Bairros

Quatro condenados do mensalão deixam prisão; Dirceu não sai

Por Matheus Leitão e Aguirre Talento | Folhapress
| Tempo de leitura: 2 min

Quatro condenados no julgamento do mensalão deixaram esta sexta-feira (4) o CPP (Centro de Progressão Penitenciária), presídio de Brasília destinado ao regime semiaberto, para trabalhar durante o dia.

Diferentemente do ex-ministro José Dirceu, deixaram o presídio o ex-tesoureiro do PT Delúbio Soares e os ex-deputados Carlos Rodrigues, Valdemar Costa Neto e João Paulo Cunha - todos detentos do CPP.

Dirceu não deixou a penitenciária porque o escritório onde trabalha, do advogado José Gerardo Grossi, não tem expediente em dias de jogo do Brasil. O ex-ministro assistirá ao jogo na cadeia.

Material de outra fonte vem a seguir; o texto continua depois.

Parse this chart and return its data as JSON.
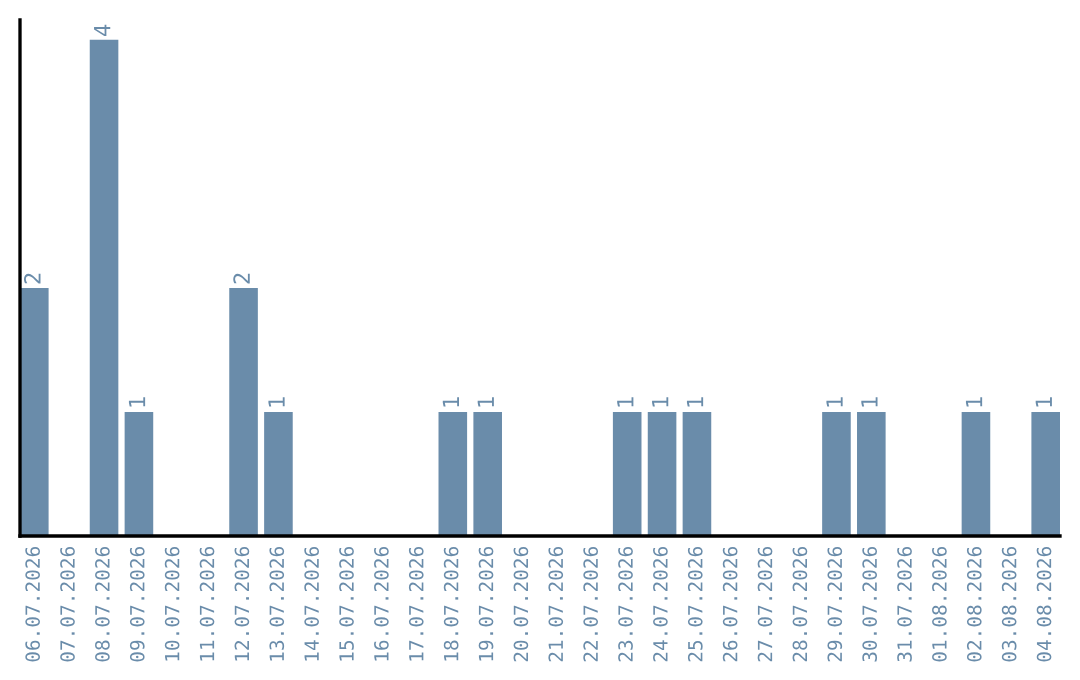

Valdemar, Rodrigues e Cunha trabalham, respectivamente, na área administrativa de um restaurante industrial, uma rádio e um escritório de advocacia.

Na quinta-feira (3) foi o primeiro dia de trabalho de Dirceu. Ele não deu declarações à imprensa na entrada e saída do escritório. Grossi afirmou que ele chegou ao trabalho "em clima de excitação".

Histórico

O pedido de trabalho externo de Dirceu se arrasta desde o ano passado. Primeiramente ele tentou obter autorização para trabalhar num hotel de Brasília. Lá, seria gerente e receberia salário de R$ 20 mil.

Dúvidas sobre o verdadeiro proprietário do hotel surgiram após a revelação de que a empresa que comandava o estabelecimento era sediada no Panamá e tinha como presidente um auxiliar de escritório que residia num bairro pobre da cidade.

Devido a isso, Dirceu desistiu da proposta e obteve uma nova, para trabalhar no escritório de advocacia do José Gerardo Grossi, em Brasília, com salário de R$ 2,1 mil. Primeiramente, o pedido foi negado pelo presidente do STF (Supremo Tribunal Federal), Joaquim Barbosa. Todavia, na semana passada foi autorizado pela maioria da corte.

As regras do trabalho externo

Afazeres: as atividades de trabalho realizadas pelo detento ficam sob responsabilidade direta do empregador

Controle de frequência: cabe ao empregador encaminhar todo mês ao presídio cópia da folha de ponto do detento

Trajeto: o deslocamento entre o presídio e o local de trabalho fica a cargo do detento, que pode usar o transporte público ou veículo particular

Pode:

- Deixar o local de trabalho para almoçar fora, desde que não se distancie mais de cem metros

- Sair a cada 15 dias para passar o fim de semana com familiares

Não pode:

- Deixar o local de trabalho para fazer as refeições na casa de familiares

- Parar em algum outro lugar na ida ou na volta do trabalho sem autorização judicial ou do presídio

O que não está definido:

As normas não dizem se o condenado pode receber parentes ou amigos no ambiente de trabalho, nem se pode fazer telefonemas. O Tribunal de Justiça do Distrito Federal afirma que exceções dependem de entendimento do juiz.